Sounds

Sound is a phenomenon wrought with ambiguity. It is the sensation of sound which most of us are concerned with when we play or listen to music. Our knowledge of sound is generally speaking divided into:

  1. subjective perception of music and noise.
  2. the attempt to analyze, measure and classify the physical characteristics of vibrational systems.

People have had the tendency to distinguish musical sounds from unmusical sounds. Musical sounds have been defined as those which are smooth, regular, pleasant and of definite pitch, and unmusical sounds have been those which are rough, irregular, unpleasant and of no definite pitch. This can only be an approximate classification since many sounds which pass as noises have associated musical notes and almost all musical notes have associated noises.

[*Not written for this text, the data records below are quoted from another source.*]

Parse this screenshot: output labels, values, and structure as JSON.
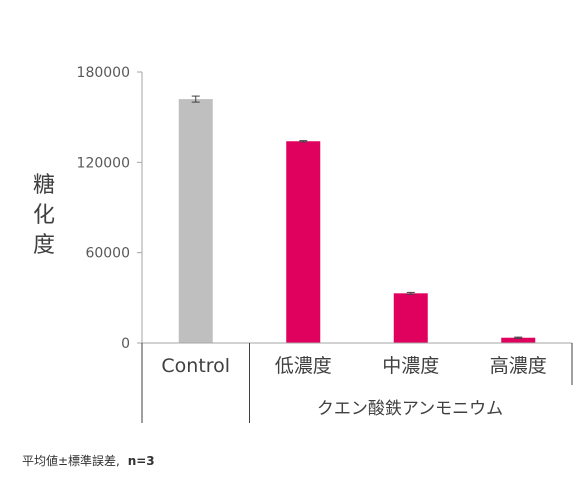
{
  "chart_data": {
    "type": "bar",
    "categories": [
      "Control",
      "低濃度",
      "中濃度",
      "高濃度"
    ],
    "values": [
      162000,
      134000,
      33000,
      3500
    ],
    "errors": [
      2000,
      400,
      600,
      400
    ],
    "colors": [
      "#BFBFBF",
      "#E0005E",
      "#E0005E",
      "#E0005E"
    ],
    "ylabel": "糖化度",
    "yticks": [
      0,
      60000,
      120000,
      180000
    ],
    "ylim": [
      0,
      180000
    ],
    "group_label": "クエン酸鉄アンモニウム",
    "grid": false
  },
  "footnote": {
    "text": "平均値±標準誤差,",
    "n": "n=3"
  }
}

The source of a musical note is always some "system" in vibration. It can be a stretched string as in the violin, a column of air as in a flute or organ or a bent rod as in a tuning fork. These vibrations communicate themselves to the air surrounding the vibrating source and are transported from the source of sound through the air to the ear of the listener. From the physical point of view we can consider three aspects of a musical note:

  1. The source in vibration.
  2. Transmission through the air.
  3. Reception by the hearer.
The nature of sound makes it difficult for a scientist not to deviate from pure physics into psychology, aesthetics, physiology and anatomy. The fact that sound is governed by laws of wave motion and therefore being the subject of time-space, relates it to the study of particle physics and the borders between physics and philosophy are often rather blurred.

But thinking about sound as we hear it, Samuel Clements alias Mark Twain, said "Wagner´s music is better than it sounds" finding it a bit cranial. But most of us can easily distinguish an awful violin from a great instrument, and the ability to hear the qualitative difference between a good violin and a masterpiece really calls for the expertise of the experienced player, maker and listener. Nonetheless most people can recognize individual voices over low-tech telephone equipment, even very similar voices. The human ear is a miraculous piece of equipment. The fact that we can hear most of the distinguishing characteristics of a double bass through a tiny transistor radio with a 2 inch speaker is fascinating. The small speaker can in no way reproduce the low frequencies of the bass. This is where the ear comes in. The ear and the peculiar way in which it is linked to the perceptive regions of the brain has the amazing capabilty of actually adding the low notes of the bass to the physical sound which we hear from the tiny speaker, deducing them from the scant information at hand. This is the realm of psycho-acoustics.

 

An interesting analogy to this is a perhaps a similar phenomenon in visual terms is this image:

If it were not for the fact that our minds/brains have since an early age been compiling a huge database of visual impressions, we might not be able to recognize a dalmatian dog on a cobblestone pavement in this highly graphic image.